Once the hook successfully catches the fish, it will unbind via one
of the two pathways (Fig. 2c). In the weak pathway (F < F[c]), the
hook unzips first, leaving a low rupture force signature
characteristic of DNA unzipping (Fig. 2e). Conversely, in the strong
pathway (F > F[c]), the jaw opens before the hook unbinds, creating
an unfolding event with a change in contour length (DL[c])
corresponding to the loop size. As the force continues to increase,
the hook, now in the shearing geometry, will eventually rupture at a
much higher force (Fig. 2f). The two pathways can be clearly
distinguished by examining their force-extension signatures. If the
system undergoes the weak pathway, the fish remains folded in the
original conformation with its jaw closed. If the system undergoes
the strong pathway, the jaw will remain open until the hook unbinds
but will refold and revert to its initial jaw-closed conformation.
Hence, the fish-hook catch interaction can be indefinitely repeated.

In the fishing experiment, we pulled every tether until it broke to
ensure both a single tether interaction and a new fish-hook pair
formed each time. The force-extension curves showed two distinct
behaviours: a population of curves that break at low forces (10-15
pN), corresponding to hook unzipping in the weak pathway (Fig. 3a,
blue traces), and another population of curves that break at high
forces (30-50 pN), corresponding to hook shearing in the strong
pathway (Fig. 3a, red traces). The latter is always accompanied by an
additional low force (10-15 pN) unfolding event prior to rupture with
a contour length difference (DL[c]) of 20.4 +- 0.3 nm, which is in
excellent agreement with the theoretical DL[c] of 20.2 nm (Fig. 3b)
of the jaw-opening event in the strong pathway. Additionally, the
force-extension curves of the weak pathway align with the pre-rupture
portion of the strong pathway, indicating both are in the jaw-closed
conformation. This evidence demonstrates that the fish-hook system
exhibits the two designed pathways. We used an approach-dwell-retract
fishing pattern to maximize the likelihood of catching a fish on any
given approach (Fig. 2a, inset). The dwell time of ~8 s allowed the
9 bp hook to find a fish reliably while also allowing any fish with
open jaws from the previous pull to close their jaws, preventing any
history-dependent behaviour. We tested multiple beads in multiple
samples for each experimental condition.

Fig. 3: Experimental and simulation results from the optical
tweezers.
figure 3

a Experimental force-extension curves in chronological order from a
medium ramp experiment, showing non-history dependent switching
between strong (red) and weak (blue) rupture events for the hook9/
9-jaw 8/18 construct shown in Fig. 2b. Traces end when the hook
unbinds. Fishing attempts that do not yield single tethers are not
shown. b The same force-extension curves in (A), but with theoretical
worm-like chain curves overlaid for the two possible states (dashed
lines). The distribution of DL[c] (inset) from all medium pulls with
a jaw opening event, as compared with the theoretical DL[c] of
20.20 nm. c Rupture force distributions at three pulling rates
compared to the Monte-Carlo simulation. The slow pulling rate has a
higher proportion of hook unzipping, while the fastest pulling rate
has a higher proportion of hook shearing. d Rupture force plotted
against force loading rate for the three ramps, calculated at the
moment of rupture.
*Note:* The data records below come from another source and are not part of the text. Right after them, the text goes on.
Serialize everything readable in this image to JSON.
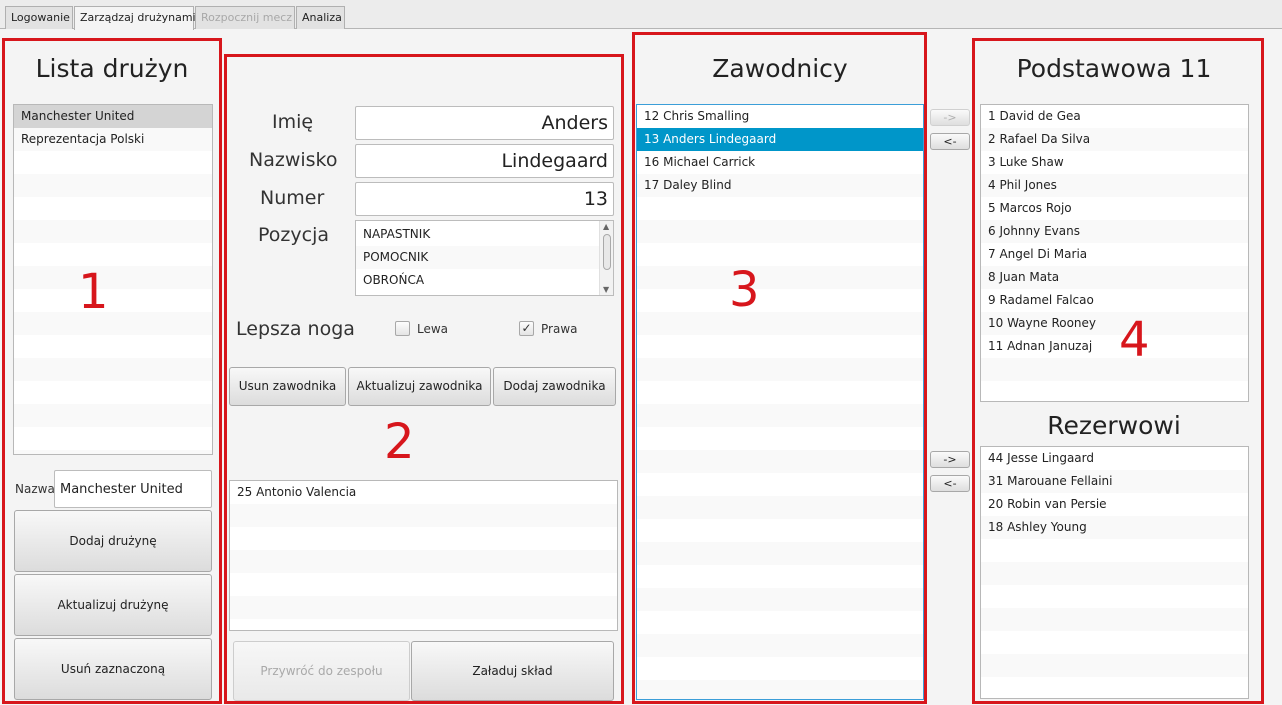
{
  "tabs": [
    {
      "label": "Logowanie"
    },
    {
      "label": "Zarządzaj drużynami"
    },
    {
      "label": "Rozpocznij mecz"
    },
    {
      "label": "Analiza"
    }
  ],
  "panel1": {
    "title": "Lista drużyn",
    "teams": [
      "Manchester United",
      "Reprezentacja Polski"
    ],
    "selected_team_index": 0,
    "name_label": "Nazwa",
    "name_value": "Manchester United",
    "add_button": "Dodaj drużynę",
    "update_button": "Aktualizuj drużynę",
    "delete_button": "Usuń zaznaczoną",
    "annotation": "1"
  },
  "panel2": {
    "first_name_label": "Imię",
    "first_name_value": "Anders",
    "last_name_label": "Nazwisko",
    "last_name_value": "Lindegaard",
    "number_label": "Numer",
    "number_value": "13",
    "position_label": "Pozycja",
    "positions": [
      "NAPASTNIK",
      "POMOCNIK",
      "OBROŃCA"
    ],
    "foot_label": "Lepsza noga",
    "left_foot": {
      "label": "Lewa",
      "checked": false
    },
    "right_foot": {
      "label": "Prawa",
      "checked": true
    },
    "remove_player_button": "Usun zawodnika",
    "update_player_button": "Aktualizuj zawodnika",
    "add_player_button": "Dodaj zawodnika",
    "removed_players": [
      "25 Antonio Valencia"
    ],
    "restore_button": "Przywróć do zespołu",
    "load_squad_button": "Załaduj skład",
    "annotation": "2"
  },
  "panel3": {
    "title": "Zawodnicy",
    "players": [
      "12 Chris Smalling",
      "13 Anders  Lindegaard",
      "16 Michael Carrick",
      "17 Daley Blind"
    ],
    "selected_player_index": 1,
    "annotation": "3"
  },
  "transfer_buttons": {
    "to_first_eleven": "->",
    "from_first_eleven": "<-",
    "to_reserves": "->",
    "from_reserves": "<-"
  },
  "panel4": {
    "first_eleven_title": "Podstawowa 11",
    "first_eleven": [
      "1 David de Gea",
      "2 Rafael Da Silva",
      "3 Luke Shaw",
      "4 Phil Jones",
      "5 Marcos Rojo",
      "6 Johnny Evans",
      "7 Angel Di Maria",
      "8 Juan Mata",
      "9 Radamel Falcao",
      "10 Wayne Rooney",
      "11 Adnan Januzaj"
    ],
    "reserves_title": "Rezerwowi",
    "reserves": [
      "44 Jesse Lingaard",
      "31 Marouane Fellaini",
      "20 Robin van Persie",
      "18 Ashley Young"
    ],
    "annotation": "4"
  },
  "colors": {
    "annotation_red": "#d7161c",
    "selection_blue": "#0096c9",
    "selection_grey": "#d4d4d4"
  }
}
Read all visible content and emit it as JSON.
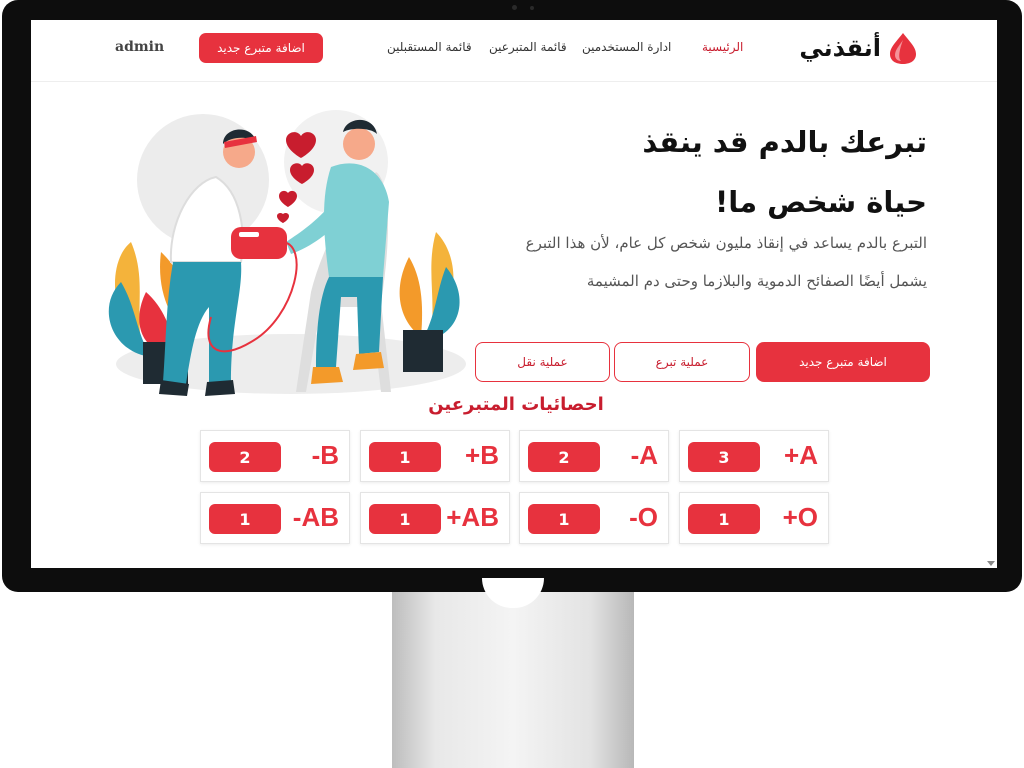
{
  "brand": {
    "name": "أنقذني"
  },
  "nav": {
    "items": [
      {
        "label": "الرئيسية",
        "active": true
      },
      {
        "label": "ادارة المستخدمين",
        "active": false
      },
      {
        "label": "قائمة المتبرعين",
        "active": false
      },
      {
        "label": "قائمة المستقبلين",
        "active": false
      }
    ],
    "add_donor_button": "اضافة متبرع جديد",
    "user": "admin"
  },
  "hero": {
    "title_line1": "تبرعك بالدم قد ينقذ",
    "title_line2": "حياة شخص ما!",
    "description": "التبرع بالدم يساعد في إنقاذ مليون شخص كل عام، لأن هذا التبرع يشمل أيضًا الصفائح الدموية والبلازما وحتى دم المشيمة",
    "buttons": {
      "add_donor": "اضافة متبرع جديد",
      "donation": "عملية تبرع",
      "transfer": "عملية نقل"
    }
  },
  "stats": {
    "title": "احصائيات المتبرعين",
    "blood_types": [
      {
        "type": "+A",
        "count": "3"
      },
      {
        "type": "-A",
        "count": "2"
      },
      {
        "type": "+B",
        "count": "1"
      },
      {
        "type": "-B",
        "count": "2"
      },
      {
        "type": "+O",
        "count": "1"
      },
      {
        "type": "-O",
        "count": "1"
      },
      {
        "type": "+AB",
        "count": "1"
      },
      {
        "type": "-AB",
        "count": "1"
      }
    ]
  },
  "colors": {
    "accent": "#e7323e",
    "accent_dark": "#c81d2e",
    "frame": "#0d0d0d"
  },
  "icons": {
    "logo": "blood-drop-icon"
  }
}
Due to the long DNA handles, each pulling speed
(nm s^-1) has a range of loading rates (pN s^-1) obtained from the
worm-like chain model. e The proportion of open-jawed constructs as a
function of pulling rate compared to the simulation. Two additional
catch bonds were tested in addition to the one shown in the rest of
Figs. 2 and 3 (h[9/9]j[8/18]), one with an 11/11 CG content hook (h
[11/11]j[8/18]; yellow; n = 101, 178, 130 for slow, medium, and fast
ramp speed) and one with a 10/18 CG content jaw (h[9/9]j[10/18];
green; n = 253, 490, 187 for slow, medium, and fast ramp speed).
Error bars are the 95% confidence interval of the proportion; n =
 1000 for each simulated point.

Full size image

Next, we examined the rupture force distribution of the fish-hook
catch bond at fast (2067 nm s^-1), medium (206.7 nm s^-1), and slow
(51.7 nm s^-1) ramp speeds (Fig. 3c). In all three experimental sets,
the fish-hook system exhibits the characteristic bimodal distribution
of a catch bond. By checking for the presence of a jaw-opening event,
we are able to determine the dissociation pathway and colour code
them in the histograms, where the lower force peak is dominated by
the weak hook unzipping pathway, while the high force peak is
dominated by the strong hook shearing pathway. Our simulation of the
system demonstrates quantitatively similar bimodal distribution as
the experiment, taking into account the non-linear elasticity of the
DNA handles in the optical tweezers experiment. To examine this
further, we plotted rupture force as a function of the loading rate
at the time of rupture, colour-coded by the identity of the pathway
(Fig. 3d). As expected, the rupture forces from both pathways
increase with ramp speed and loading rate. The simulated results
under the same conditions overlayed well with the experimental
results. The scatter distribution from each ramp speed is curved due
to the non-linear elasticity of the DNA handle used in the optical
tweezer experiment, where the loading rate (pN s^-1) scales with the
spring constant (pN nm^-1) at constant ramp speeds (nm s^-1).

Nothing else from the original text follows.